Right now we use a very simple system for version control. We have a completely flat master repository for our entire product line. As our codebase grows and we add more products to the product line, this starts to present some serious drawbacks. We'd like to move away from this, especially with out flat style, but there are seemingly fundamental problems with a structured approach, so it'd be great to hear how other people handle these common situations:
Your code's got multiple duplicate files in separate locations. For example, you have:
./somedir/source1.c ./someotherdir/source1.c
All instances of source1.c
are the same, so when someone changes source1.c
, they shouldn't have to make the same change to every source1.c
in each location where it exists. This is kind of where a flat system works, but it means the structure (with somedir
and someotherdir
have to be created to create the correct file structure.

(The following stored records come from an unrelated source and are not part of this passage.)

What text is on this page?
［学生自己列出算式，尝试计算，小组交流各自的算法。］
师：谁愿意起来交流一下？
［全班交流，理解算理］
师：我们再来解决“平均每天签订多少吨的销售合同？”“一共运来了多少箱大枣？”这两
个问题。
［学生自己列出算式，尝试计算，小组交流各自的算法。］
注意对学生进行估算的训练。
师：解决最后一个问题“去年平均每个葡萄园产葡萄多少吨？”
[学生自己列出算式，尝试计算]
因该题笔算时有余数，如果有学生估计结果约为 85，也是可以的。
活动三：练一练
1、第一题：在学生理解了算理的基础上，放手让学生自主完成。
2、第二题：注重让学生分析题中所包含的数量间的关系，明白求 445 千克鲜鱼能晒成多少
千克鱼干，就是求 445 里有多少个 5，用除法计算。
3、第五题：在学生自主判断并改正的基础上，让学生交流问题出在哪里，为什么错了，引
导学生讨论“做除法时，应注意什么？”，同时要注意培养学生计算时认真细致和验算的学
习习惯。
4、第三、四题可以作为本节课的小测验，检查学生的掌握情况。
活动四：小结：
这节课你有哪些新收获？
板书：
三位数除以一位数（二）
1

On the other hand, if you have something like this:
./somedir/config ./someotherdir/config
where both instances of config are unique, and they only share a filename. This presents a big problem in a flat system, you end up doing something like keeping them in a flat repository with unique names, and then renaming them as you recreate the product structure. It seems like this is where a structured file system would make things easier, because there would be no inherent relationship between ./somedir/config
and ./someotherdir/config
.
Maybe I am approaching this with a fundamentally bad idea of standard idioms, but as I'm sure you are all aware, when you are making big changes to an existing codebase, it has to be more of a transition than a throw-everything-away-and-start-over situation.